Nettles with the ACLU of Alabama said the organization rejects ADOC’s statements that the department is doing everything within its power to maintain the health and safety of people in state facilities.
“That wasn’t true before COVID-19 and it’s certainly not true now,” Nettles said. “The only true way to put the best interests of the people who are incarcerated forward is to first, ensure that there is mass testing for those who are inside the facilities, for each and every individual.”
The CDC recommends additional strategies, including reducing prison populations by releasing some inmates.
“Some jurisdictions have implemented decompression strategies to reduce crowding, such as reducing or eliminating bail and releasing persons to home confinement or community supervision,” the report states.
Although some municipal judges in Alabama have begun releasing a portion of local jail inmate populations to reduce the number of incarcerated people during the coronavirus outbreak, none of those measures have been taken up by officials who oversee Alabama’s prisons to specifically address the pandemic.
Nettles said ADOC and the Alabama Bureau of Pardons and Paroles should be working to release as many inmates as possible from the overcrowded prisons.

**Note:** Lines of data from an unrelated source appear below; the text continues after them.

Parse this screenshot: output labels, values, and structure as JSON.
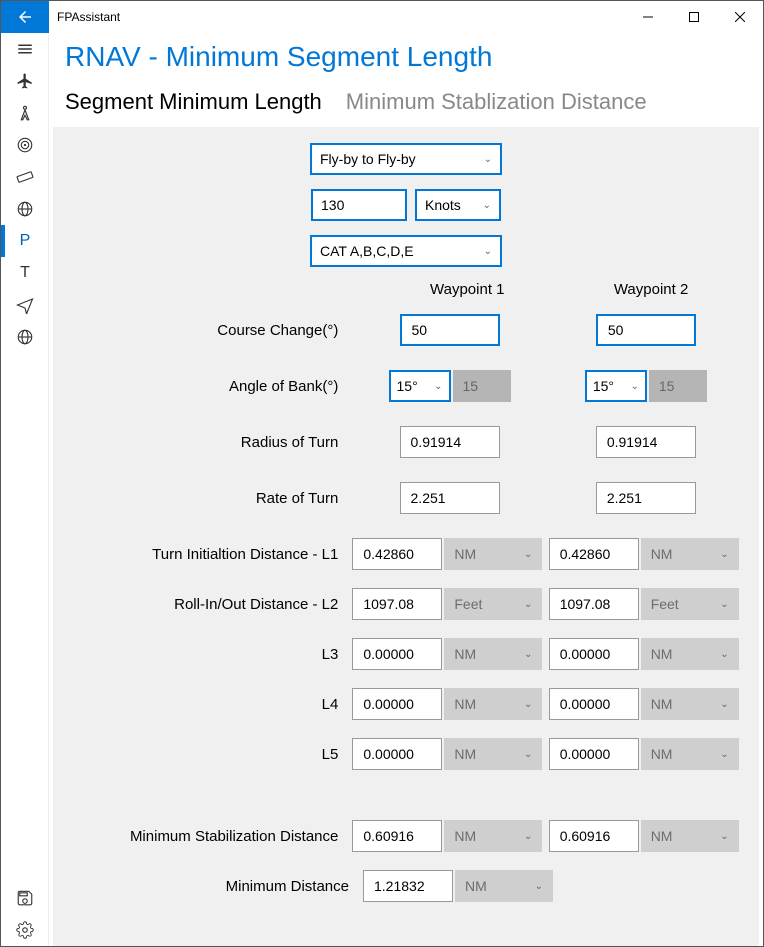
{
  "app": {
    "title": "FPAssistant"
  },
  "page": {
    "title": "RNAV - Minimum Segment Length"
  },
  "tabs": {
    "segment": "Segment Minimum Length",
    "msd": "Minimum Stablization Distance"
  },
  "controls": {
    "turnType": "Fly-by to Fly-by",
    "speedValue": "130",
    "speedUnit": "Knots",
    "category": "CAT A,B,C,D,E"
  },
  "headers": {
    "wp1": "Waypoint 1",
    "wp2": "Waypoint 2"
  },
  "rows": {
    "courseChange": {
      "label": "Course Change(°)",
      "wp1": "50",
      "wp2": "50"
    },
    "angleOfBank": {
      "label": "Angle of Bank(°)",
      "wp1sel": "15°",
      "wp1dis": "15",
      "wp2sel": "15°",
      "wp2dis": "15"
    },
    "radiusOfTurn": {
      "label": "Radius of Turn",
      "wp1": "0.91914",
      "wp2": "0.91914"
    },
    "rateOfTurn": {
      "label": "Rate of Turn",
      "wp1": "2.251",
      "wp2": "2.251"
    },
    "l1": {
      "label": "Turn Initialtion Distance - L1",
      "wp1": "0.42860",
      "wp2": "0.42860",
      "unit": "NM"
    },
    "l2": {
      "label": "Roll-In/Out Distance - L2",
      "wp1": "1097.08",
      "wp2": "1097.08",
      "unit": "Feet"
    },
    "l3": {
      "label": "L3",
      "wp1": "0.00000",
      "wp2": "0.00000",
      "unit": "NM"
    },
    "l4": {
      "label": "L4",
      "wp1": "0.00000",
      "wp2": "0.00000",
      "unit": "NM"
    },
    "l5": {
      "label": "L5",
      "wp1": "0.00000",
      "wp2": "0.00000",
      "unit": "NM"
    },
    "msd": {
      "label": "Minimum Stabilization Distance",
      "wp1": "0.60916",
      "wp2": "0.60916",
      "unit": "NM"
    },
    "minDist": {
      "label": "Minimum Distance",
      "val": "1.21832",
      "unit": "NM"
    }
  },
  "sidebar": {
    "p": "P",
    "t": "T"
  }
}
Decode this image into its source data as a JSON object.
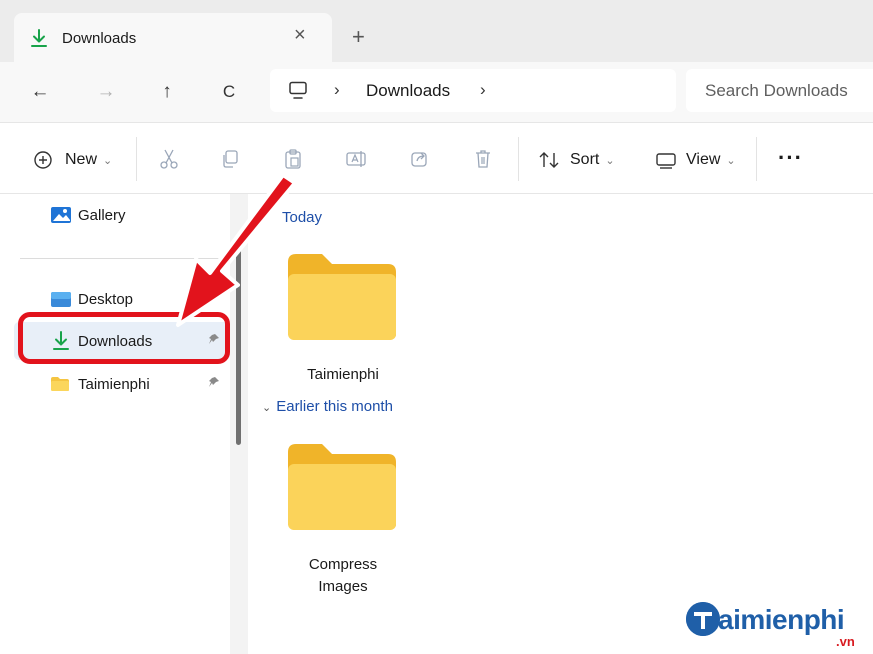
{
  "tab": {
    "label": "Downloads",
    "close_glyph": "×",
    "new_tab_glyph": "+",
    "icon": "download-icon"
  },
  "nav": {
    "back": "←",
    "forward": "→",
    "up": "↑",
    "refresh": "C"
  },
  "address": {
    "icon": "pc-icon",
    "separator": "›",
    "crumb": "Downloads",
    "trailing_separator": "›"
  },
  "search": {
    "placeholder": "Search Downloads"
  },
  "commands": {
    "new_label": "New",
    "sort_label": "Sort",
    "view_label": "View",
    "caret": "⌄",
    "more": "···",
    "icons": [
      "plus-circle-icon",
      "cut-icon",
      "copy-icon",
      "paste-icon",
      "rename-icon",
      "share-icon",
      "delete-icon",
      "sort-icon",
      "view-icon"
    ]
  },
  "sidebar": {
    "items": [
      {
        "label": "Gallery",
        "icon": "gallery-icon",
        "pinned": false
      },
      {
        "label": "Desktop",
        "icon": "desktop-icon",
        "pinned": false
      },
      {
        "label": "Downloads",
        "icon": "download-icon",
        "pinned": true,
        "selected": true
      },
      {
        "label": "Taimienphi",
        "icon": "folder-icon",
        "pinned": true
      }
    ],
    "pin_glyph": "📌"
  },
  "main": {
    "groups": [
      {
        "title": "Today",
        "folders": [
          {
            "label": "Taimienphi"
          }
        ]
      },
      {
        "title": "Earlier this month",
        "collapse_glyph": "⌄",
        "folders": [
          {
            "label_line1": "Compress",
            "label_line2": "Images"
          }
        ]
      }
    ]
  },
  "watermark": {
    "text": "aimienphi",
    "suffix": ".vn"
  },
  "colors": {
    "accent_blue": "#1e4fa8",
    "highlight_red": "#e2131c",
    "folder_yellow": "#f5c542",
    "selected_bg": "#e8eff8"
  }
}
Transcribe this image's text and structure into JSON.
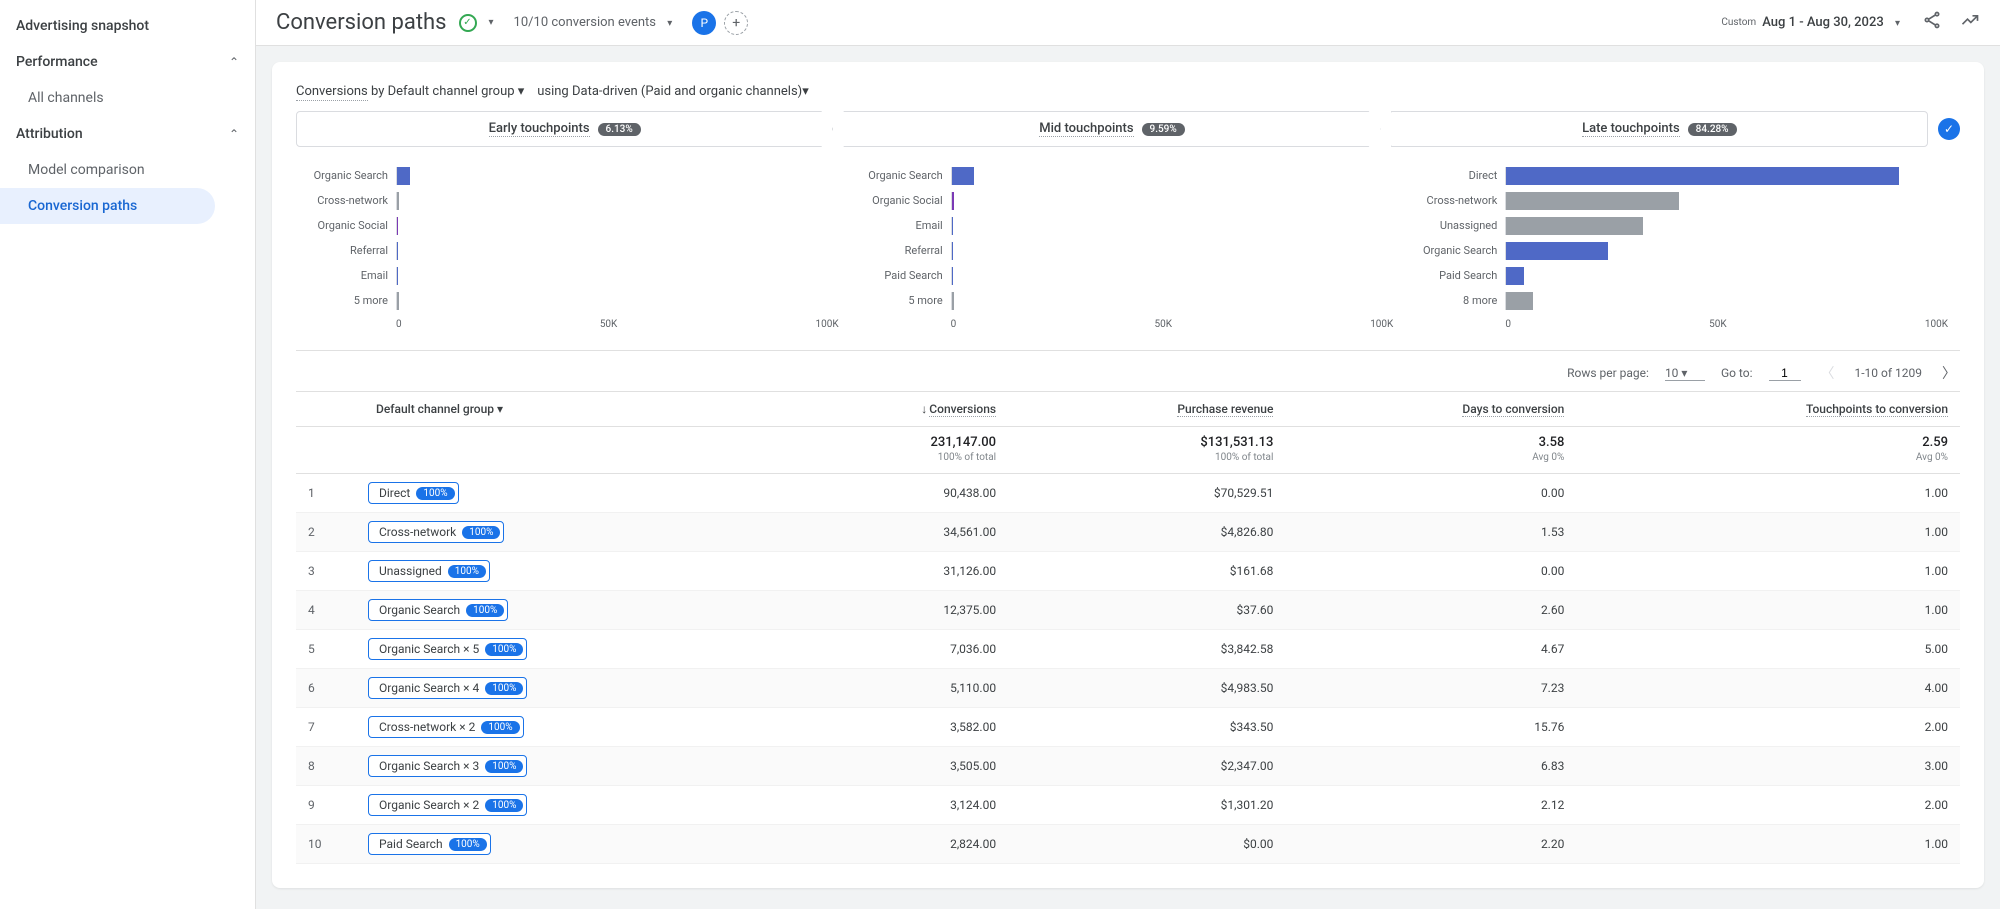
{
  "sidebar": {
    "snapshot": "Advertising snapshot",
    "sections": [
      {
        "title": "Performance",
        "items": [
          "All channels"
        ]
      },
      {
        "title": "Attribution",
        "items": [
          "Model comparison",
          "Conversion paths"
        ]
      }
    ]
  },
  "header": {
    "title": "Conversion paths",
    "events_label": "10/10 conversion events",
    "avatar": "P",
    "date_label": "Custom",
    "date_range": "Aug 1 - Aug 30, 2023"
  },
  "filter": {
    "metric": "Conversions",
    "by_label": " by ",
    "dimension": "Default channel group",
    "using_label": " using ",
    "model": "Data-driven (Paid and organic channels)"
  },
  "touchpoints": [
    {
      "label": "Early touchpoints",
      "pct": "6.13%"
    },
    {
      "label": "Mid touchpoints",
      "pct": "9.59%"
    },
    {
      "label": "Late touchpoints",
      "pct": "84.28%"
    }
  ],
  "chart_data": [
    {
      "type": "bar",
      "title": "Early touchpoints",
      "xlabel": "",
      "ylabel": "",
      "xlim": [
        0,
        100000
      ],
      "ticks": [
        "0",
        "50K",
        "100K"
      ],
      "series": [
        {
          "name": "Organic Search",
          "value": 3000,
          "color": "#4f69c6"
        },
        {
          "name": "Cross-network",
          "value": 500,
          "color": "#9aa0a6"
        },
        {
          "name": "Organic Social",
          "value": 300,
          "color": "#7b39b5"
        },
        {
          "name": "Referral",
          "value": 200,
          "color": "#4f69c6"
        },
        {
          "name": "Email",
          "value": 200,
          "color": "#4f69c6"
        },
        {
          "name": "5 more",
          "value": 500,
          "color": "#9aa0a6"
        }
      ]
    },
    {
      "type": "bar",
      "title": "Mid touchpoints",
      "xlabel": "",
      "ylabel": "",
      "xlim": [
        0,
        100000
      ],
      "ticks": [
        "0",
        "50K",
        "100K"
      ],
      "series": [
        {
          "name": "Organic Search",
          "value": 5000,
          "color": "#4f69c6"
        },
        {
          "name": "Organic Social",
          "value": 500,
          "color": "#7b39b5"
        },
        {
          "name": "Email",
          "value": 400,
          "color": "#4f69c6"
        },
        {
          "name": "Referral",
          "value": 300,
          "color": "#4f69c6"
        },
        {
          "name": "Paid Search",
          "value": 300,
          "color": "#4f69c6"
        },
        {
          "name": "5 more",
          "value": 500,
          "color": "#9aa0a6"
        }
      ]
    },
    {
      "type": "bar",
      "title": "Late touchpoints",
      "xlabel": "",
      "ylabel": "",
      "xlim": [
        0,
        100000
      ],
      "ticks": [
        "0",
        "50K",
        "100K"
      ],
      "series": [
        {
          "name": "Direct",
          "value": 89000,
          "color": "#4f69c6"
        },
        {
          "name": "Cross-network",
          "value": 39000,
          "color": "#9aa0a6"
        },
        {
          "name": "Unassigned",
          "value": 31000,
          "color": "#9aa0a6"
        },
        {
          "name": "Organic Search",
          "value": 23000,
          "color": "#4f69c6"
        },
        {
          "name": "Paid Search",
          "value": 4000,
          "color": "#4f69c6"
        },
        {
          "name": "8 more",
          "value": 6000,
          "color": "#9aa0a6"
        }
      ]
    }
  ],
  "table": {
    "rows_per_page_label": "Rows per page:",
    "rows_per_page": "10",
    "goto_label": "Go to:",
    "goto_value": "1",
    "range_label": "1-10 of 1209",
    "dim_header": "Default channel group",
    "columns": [
      "Conversions",
      "Purchase revenue",
      "Days to conversion",
      "Touchpoints to conversion"
    ],
    "totals": {
      "conversions": "231,147.00",
      "conversions_sub": "100% of total",
      "revenue": "$131,531.13",
      "revenue_sub": "100% of total",
      "days": "3.58",
      "days_sub": "Avg 0%",
      "tp": "2.59",
      "tp_sub": "Avg 0%"
    },
    "rows": [
      {
        "idx": "1",
        "path": "Direct",
        "pct": "100%",
        "conv": "90,438.00",
        "rev": "$70,529.51",
        "days": "0.00",
        "tp": "1.00"
      },
      {
        "idx": "2",
        "path": "Cross-network",
        "pct": "100%",
        "conv": "34,561.00",
        "rev": "$4,826.80",
        "days": "1.53",
        "tp": "1.00"
      },
      {
        "idx": "3",
        "path": "Unassigned",
        "pct": "100%",
        "conv": "31,126.00",
        "rev": "$161.68",
        "days": "0.00",
        "tp": "1.00"
      },
      {
        "idx": "4",
        "path": "Organic Search",
        "pct": "100%",
        "conv": "12,375.00",
        "rev": "$37.60",
        "days": "2.60",
        "tp": "1.00"
      },
      {
        "idx": "5",
        "path": "Organic Search × 5",
        "pct": "100%",
        "conv": "7,036.00",
        "rev": "$3,842.58",
        "days": "4.67",
        "tp": "5.00"
      },
      {
        "idx": "6",
        "path": "Organic Search × 4",
        "pct": "100%",
        "conv": "5,110.00",
        "rev": "$4,983.50",
        "days": "7.23",
        "tp": "4.00"
      },
      {
        "idx": "7",
        "path": "Cross-network × 2",
        "pct": "100%",
        "conv": "3,582.00",
        "rev": "$343.50",
        "days": "15.76",
        "tp": "2.00"
      },
      {
        "idx": "8",
        "path": "Organic Search × 3",
        "pct": "100%",
        "conv": "3,505.00",
        "rev": "$2,347.00",
        "days": "6.83",
        "tp": "3.00"
      },
      {
        "idx": "9",
        "path": "Organic Search × 2",
        "pct": "100%",
        "conv": "3,124.00",
        "rev": "$1,301.20",
        "days": "2.12",
        "tp": "2.00"
      },
      {
        "idx": "10",
        "path": "Paid Search",
        "pct": "100%",
        "conv": "2,824.00",
        "rev": "$0.00",
        "days": "2.20",
        "tp": "1.00"
      }
    ]
  }
}
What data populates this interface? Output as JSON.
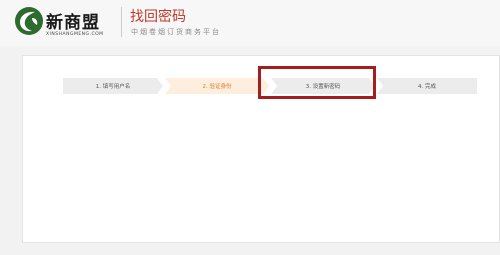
{
  "header": {
    "logo_name": "新商盟",
    "logo_sub": "XINSHANGMENG.COM",
    "title": "找回密码",
    "subtitle": "中烟卷烟订货商务平台"
  },
  "steps": [
    {
      "label": "1. 填写用户名",
      "state": "done"
    },
    {
      "label": "2. 验证身份",
      "state": "active"
    },
    {
      "label": "3. 设置新密码",
      "state": "pending"
    },
    {
      "label": "4. 完成",
      "state": "pending"
    }
  ],
  "colors": {
    "brand_red": "#c0392b",
    "active_step_text": "#e07a2e",
    "active_step_bg": "#fdeedd",
    "highlight_border": "#a31e1e",
    "logo_green": "#2e6b2f"
  }
}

Instead, the Alabama Bureau of Pardons and Paroles last week increased the prison population by revoking probation of more inmates than the bureau released on parole, Nettles said.
Nettles said there’s also a concern that large outbreaks in prisons could tax an already overburdened hospital system, and noted a shortage of intensive care beds in Montgomery, a city that recently had been sending COVID-19 patients to hospitals in Birmingham due to the scarcity of ICU beds.
Shon Hopwood, an associate professor at Georgetown University Law Center, said during an online press briefing Thursday that many prisons are located in small rural communities, which poses a risk to everyone living nearby.
“It’s not just a concern with the people in prison. This is eventually going to get out and overwhelm these small communities where our prisons are located, and our health system is ill-equipped to be able to handle that sort of large scale outbreak,” Hopwood said.
“Everything that is recommended to all of us on the outside in terms of social distancing, in terms of hygiene and sanitation protection is almost impossible on the inside,” said Marc Howard, a professor and director of the Prisons and Justice Initiative at Georgetown University speaking at that same press briefing Thursday. “And so when you have prisons that are overcrowded the way American prisons are, to a degree that’s unprecedented across the world and throughout history, you cannot separate people so that they’re not in contact with each other.”
Howard described prisons and jails as tinderboxes for the spread of COVID-19, and said while there’s been some work as of late in some areas to prevent its spread inside the fences “unfortunately, it’s come much too late, because COVID-19 is really rampant throughout most prisons and jails.”
“Ultimately, I think it’s a tragic situation that you have people who are essentially helpless, and we need as a society on the outside to really care about that, and to feel the pain and to learn from it,” Howard said. “So that this doesn’t happen in the future, and hopefully so that some deep decarceral measures can be taken now.”
Howard said studies have shown that almost half of Americans have a relative in their family who is, or was incarcerated.
“But because of the stigma they don’t talk about it. They keep it hidden, and this is actually much closer to home than we realize,” Howard said. “And what I think we need to think about, especially when hearing about these horrible stories about infection running rampant throughout prisons and jails, is that these might be our brothers and sisters, our cousins, our mothers and fathers. Our children.”